The second extracellular loop of CCR5 contains the dominant epitopes for highly potent anti-human immunodeficiency virus monoclonal antibodies.

Six mouse anti-human CCR5 monoclonal antibodies (mAbs) that showed potent antiviral activities were identified from over 26,000 mouse hybridomas. The epitopes for these mAbs were determined by using various CCR5 mutants, including CCR5/CCR2B chimeras. One mAb, ROAb13, was found to bind to a linear epitope in the N terminus of CCR5. Strikingly, the other five mAbs bind to epitopes derived from extracellular loop 2 (ECL2). The three most potent mAbs, ROAb12, ROAb14, and ROAb18, require residues from both the N-terminal (Lys171 and Glu172) and C-terminal (Trp190) halves of ECL2 for binding; two other mAbs, ROAb10 and ROAb51, which also showed potent antiviral activities, require Lys171 and Glu172 but not Trp190 for binding. Binding of the control mAb 2D7 completely relies on Lys171 and Glu172. Unlike 2D7, the novel mAbs ROAb12, ROAb14, and ROAb18 do not bind to the linear peptide 2D7-2SK. In addition, all three mAbs bind to monkey CCR5 (with Arg at position 171 instead of Lys); however, 2D7 does not. Since five of the six most potent CCR5 mAbs derived from the same pool of immunized mice require ECL2 as epitopes, we hypothesize that CCR5 ECL2 contains the dominant epitopes for mAbs with potent antiviral activities. These dominant epitopes were found in CCR5 from multiple species and were detected in large proportions of the total cell surface CCR5. mAbs recognizing these epitopes also showed high binding affinity. A homology model of CCR5 was generated to aid in the interpretation of these dominant epitopes in ECL2.

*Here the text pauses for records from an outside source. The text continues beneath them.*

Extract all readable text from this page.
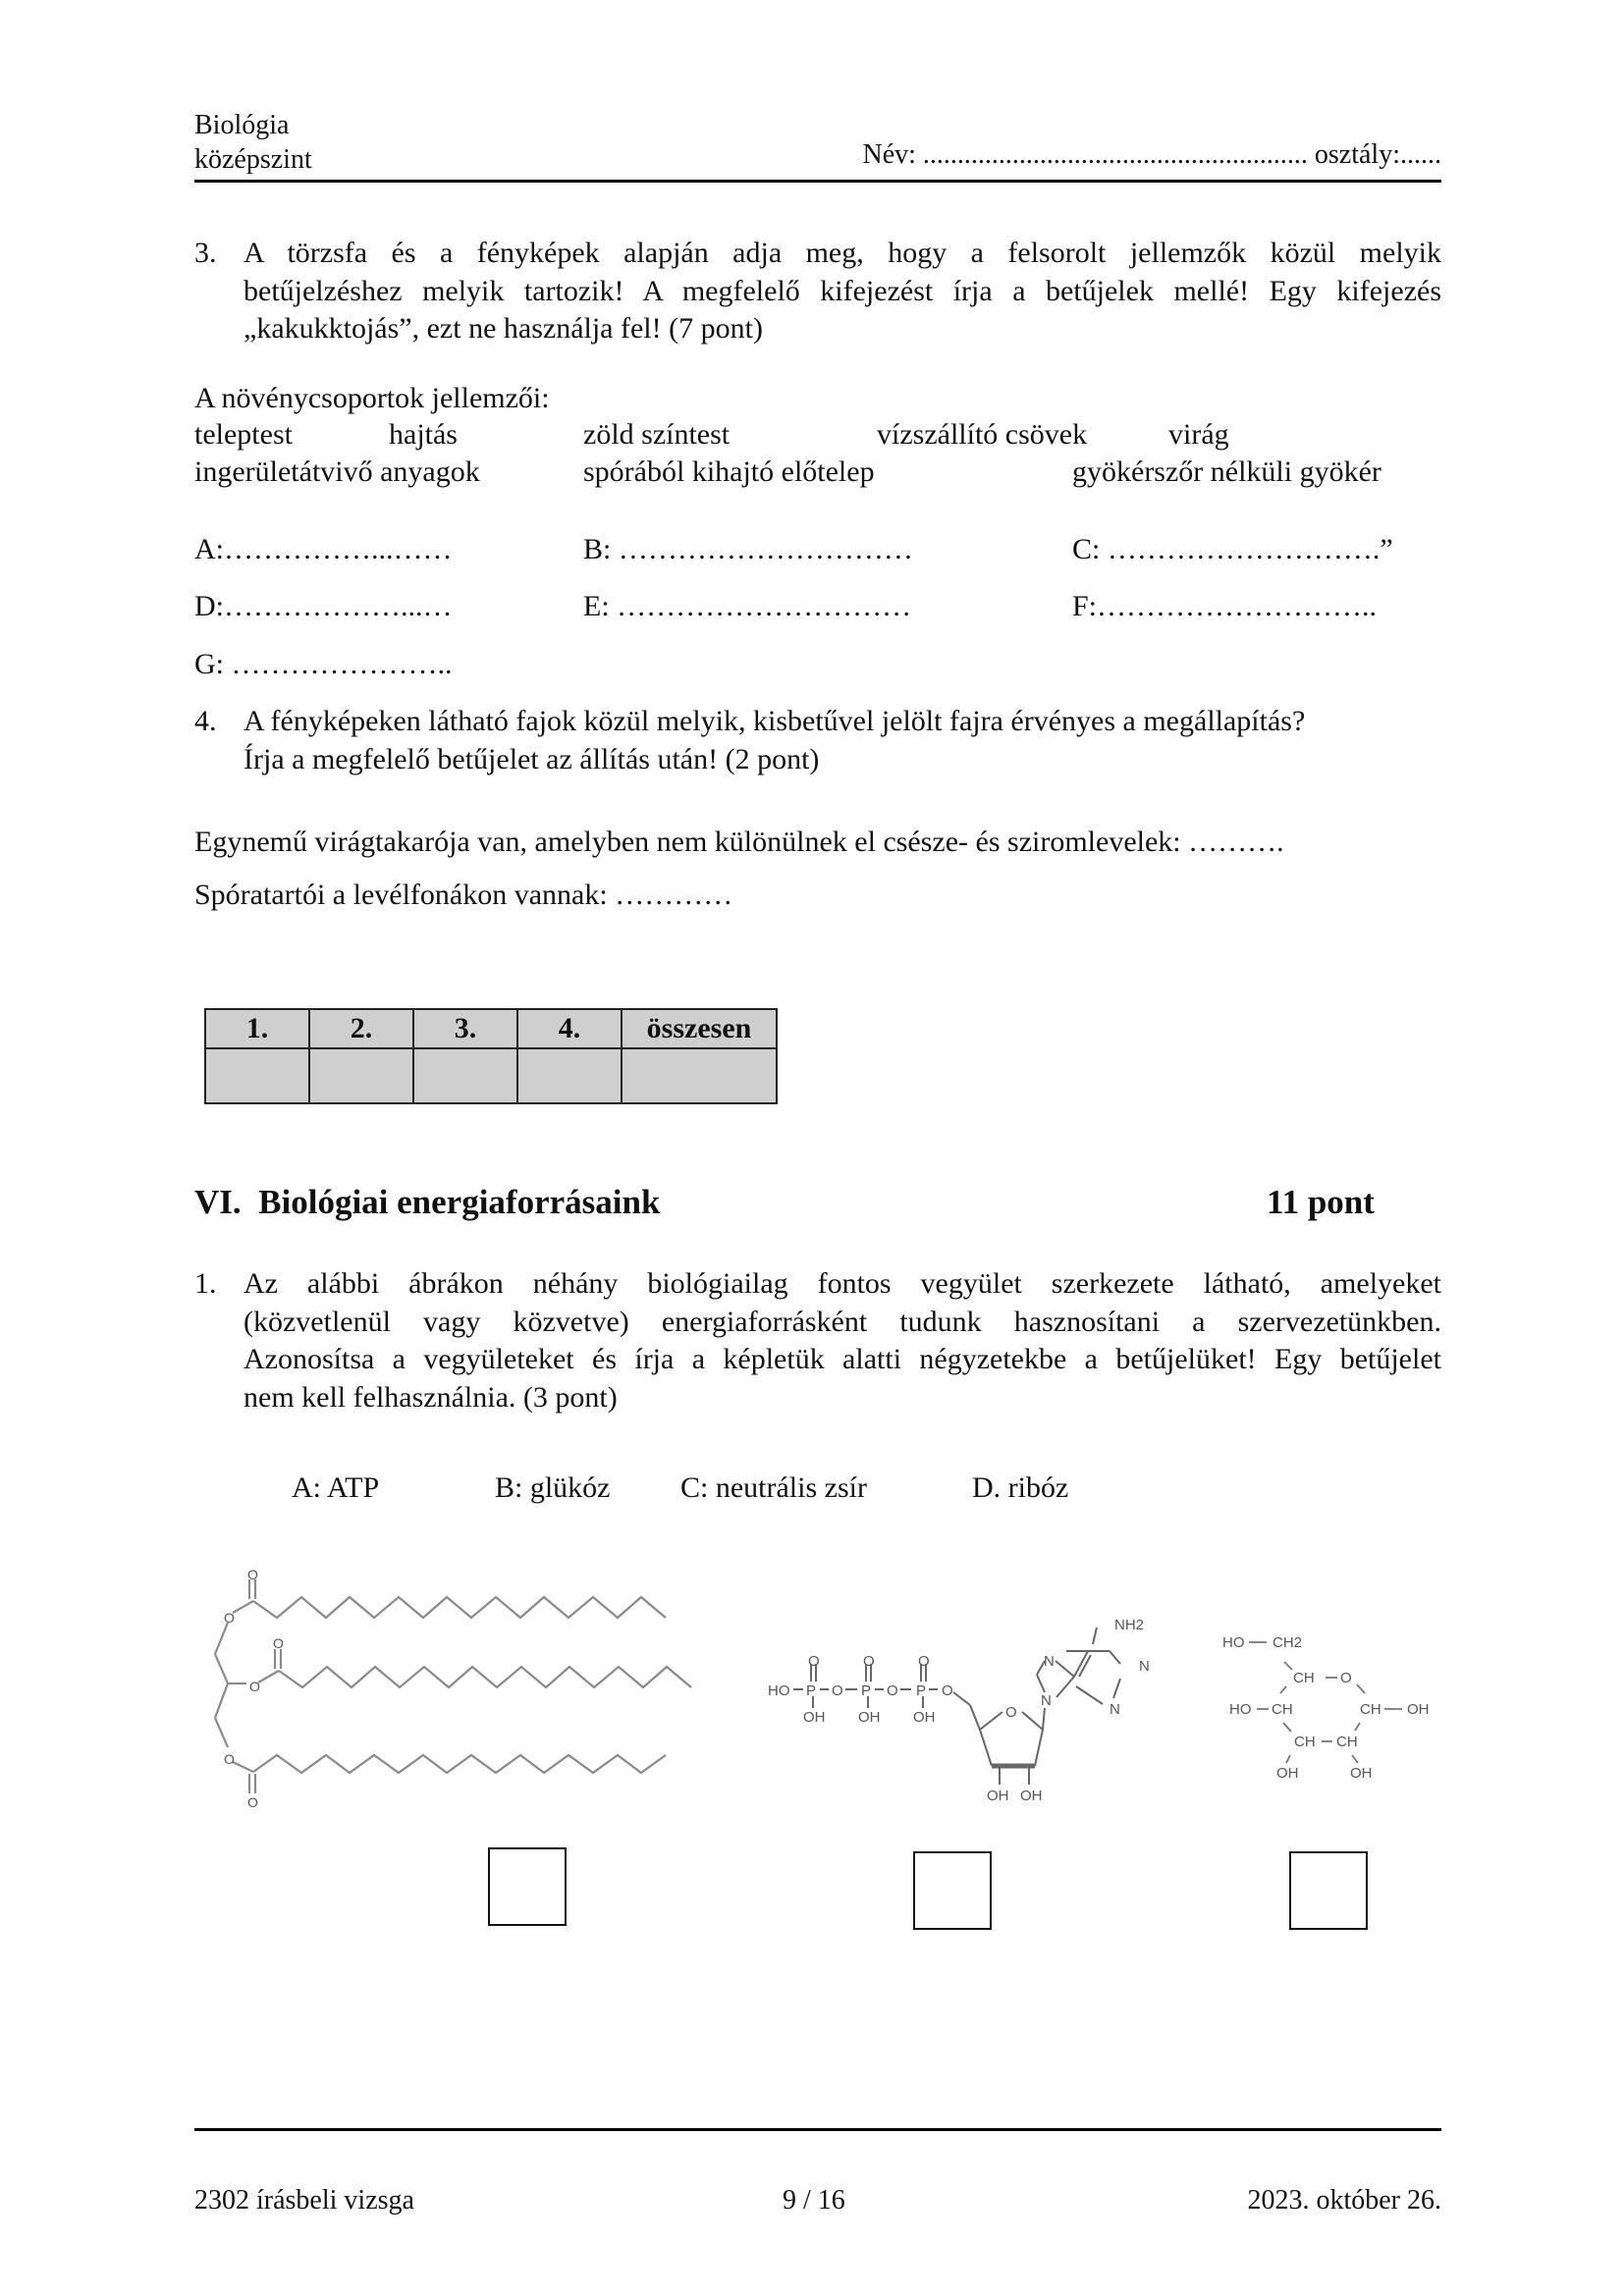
Biológia
középszint	Név: ........................................................ osztály:......
3. A törzsfa és a fényképek alapján adja meg, hogy a felsorolt jellemzők közül melyik
betűjelzéshez melyik tartozik! A megfelelő kifejezést írja a betűjelek mellé! Egy kifejezés
„kakukktojás”, ezt ne használja fel! (7 pont)
A növénycsoportok jellemzői:
teleptest	hajtás	zöld színtest	vízszállító csövek	virág
ingerületátvivő anyagok	spórából kihajtó előtelep	gyökérszőr nélküli gyökér
A:……………...……	B: …………………………	C: ……………………….”
D:………………...…	E: …………………………	F:………………………..
G: …………………..
4. A fényképeken látható fajok közül melyik, kisbetűvel jelölt fajra érvényes a megállapítás?
Írja a megfelelő betűjelet az állítás után! (2 pont)
Egynemű virágtakarója van, amelyben nem különülnek el csésze- és sziromlevelek: ……….
Spóratartói a levélfonákon vannak: …………
1.	2.	3.	4.	összesen

VI.  Biológiai energiaforrásaink	11 pont
1. Az alábbi ábrákon néhány biológiailag fontos vegyület szerkezete látható, amelyeket
(közvetlenül vagy közvetve) energiaforrásként tudunk hasznosítani a szervezetünkben.
Azonosítsa a vegyületeket és írja a képletük alatti négyzetekbe a betűjelüket! Egy betűjelet
nem kell felhasználnia. (3 pont)
A: ATP	B: glükóz C: neutrális zsír	D. ribóz
O
O
O
O
O
O
HO P O P O P O
OH OH OH
O	O	O
NH2
N	N
N
N
O
OH OH
HO CH2
CH O
HO CH	CH OH
CH CH
OH	OH
2302 írásbeli vizsga	9 / 16	2023. október 26.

CCR5 small-molecule antagonists and monoclonal antibodies exert potent synergistic antiviral effects by cobinding to the receptor.

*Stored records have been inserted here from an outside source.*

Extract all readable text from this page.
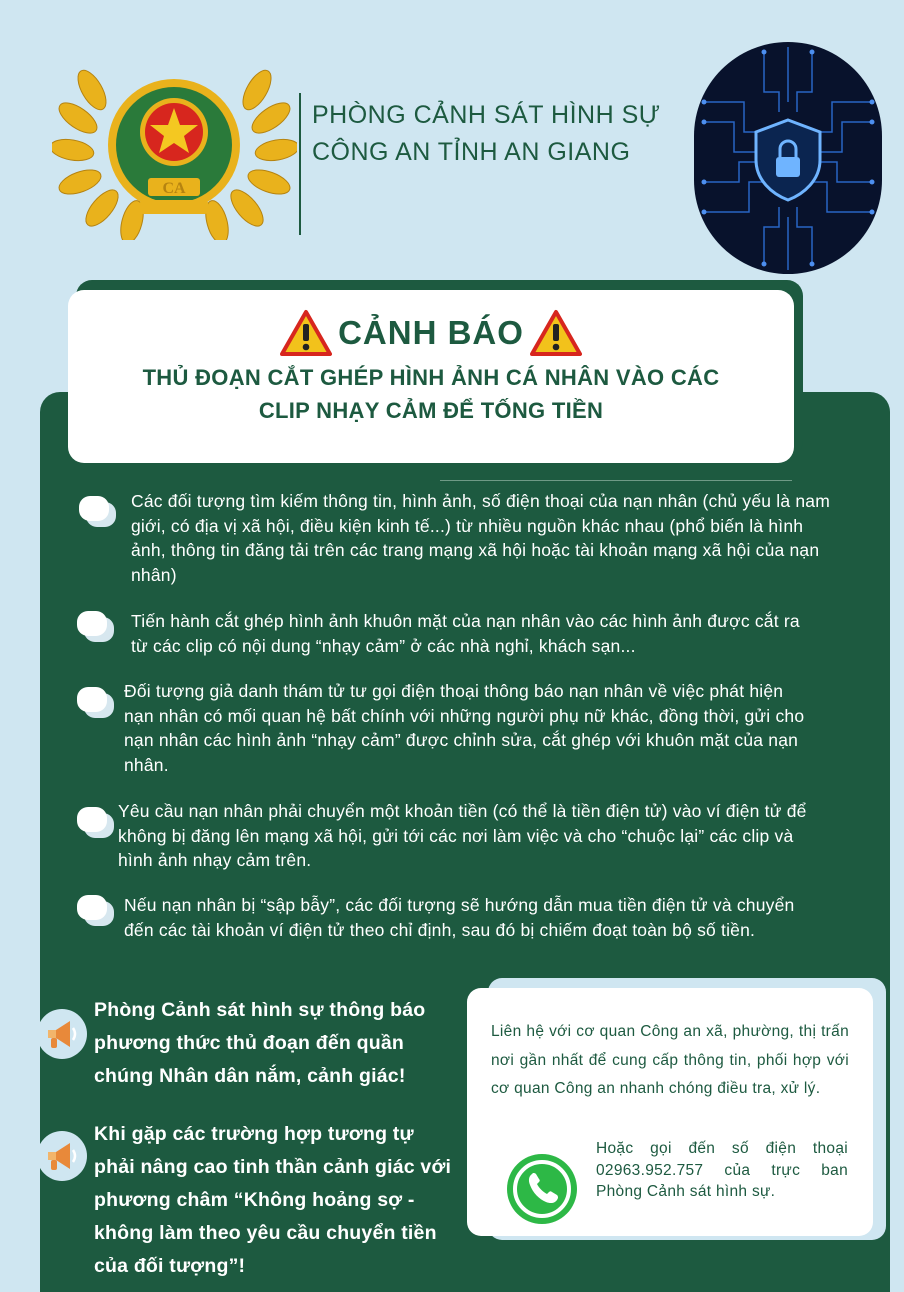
CA
PHÒNG CẢNH SÁT HÌNH SỰ
CÔNG AN TỈNH AN GIANG
CẢNH BÁO
THỦ ĐOẠN CẮT GHÉP HÌNH ẢNH CÁ NHÂN VÀO CÁC
CLIP NHẠY CẢM ĐỂ TỐNG TIỀN
Các đối tượng tìm kiếm thông tin, hình ảnh, số điện thoại của nạn nhân (chủ yếu là nam giới, có địa vị xã hội, điều kiện kinh tế...) từ nhiều nguồn khác nhau (phổ biến là hình ảnh, thông tin đăng tải trên các trang mạng xã hội hoặc tài khoản mạng xã hội của nạn nhân)
Tiến hành cắt ghép hình ảnh khuôn mặt của nạn nhân vào các hình ảnh được cắt ra từ các clip có nội dung “nhạy cảm” ở các nhà nghỉ, khách sạn...
Đối tượng giả danh thám tử tư gọi điện thoại thông báo nạn nhân về việc phát hiện nạn nhân có mối quan hệ bất chính với những người phụ nữ khác, đồng thời, gửi cho nạn nhân các hình ảnh “nhạy cảm” được chỉnh sửa, cắt ghép với khuôn mặt của nạn nhân.
Yêu cầu nạn nhân phải chuyển một khoản tiền (có thể là tiền điện tử) vào ví điện tử để không bị đăng lên mạng xã hội, gửi tới các nơi làm việc và cho “chuộc lại” các clip và hình ảnh nhạy cảm trên.
Nếu nạn nhân bị “sập bẫy”, các đối tượng sẽ hướng dẫn mua tiền điện tử và chuyển đến các tài khoản ví điện tử theo chỉ định, sau đó bị chiếm đoạt toàn bộ số tiền.
Phòng Cảnh sát hình sự thông báo phương thức thủ đoạn đến quần chúng Nhân dân nắm, cảnh giác!
Khi gặp các trường hợp tương tự phải nâng cao tinh thần cảnh giác với phương châm “Không hoảng sợ - không làm theo yêu cầu chuyển tiền của đối tượng”!
Liên hệ với cơ quan Công an xã, phường, thị trấn nơi gần nhất để cung cấp thông tin, phối hợp với cơ quan Công an nhanh chóng điều tra, xử lý.
Hoặc gọi đến số điện thoại 02963.952.757 của trực ban Phòng Cảnh sát hình sự.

A panel of four CCR5 monoclonal antibodies (mAbs) recognizing different epitopes on CCR5 was examined in CCR5-mediated cell-cell fusion assay, alone or in combination with a variety of small molecule CCR5 antagonists. Although no antagonism was observed between any of the CCR5 inhibitors, surprisingly potent synergy was observed between CCR5 mAbs and antagonists, and the synergistic activity was confirmed in other antiviral assays. Strong synergy was also observed between CCR5 inhibitors and the human immunodeficiency virus (HIV) fusion inhibitor enfuvirtide. There was no synergy observed between small molecule CCR5 inhibitors; however, potent synergy was observed between mAbs recognizing different parts of CCR5. In all synergistic combinations, greater synergy was achieved at higher percent inhibition levels. A negative correlation was found between the degree of synergy between the two classes of CCR5 inhibitors and the ability to compete each other for binding to the receptor. For example, the greatest synergy, observed between the mAb ROAb13 and the small molecule inhibitor maraviroc, did not interfere with binding to CCR5 for either inhibitor, whereas no synergy was found between mAb 45523 and maraviroc, which do compete for binding to CCR5. In addition, in contrast to a recent report, the CCR5 inhibitors tested here were found to inhibit the same stage of HIV entry. Based on the data presented here, we hypothesize that CCR5 inhibitors exert synergistic antiviral actions through a cobinding mechanism.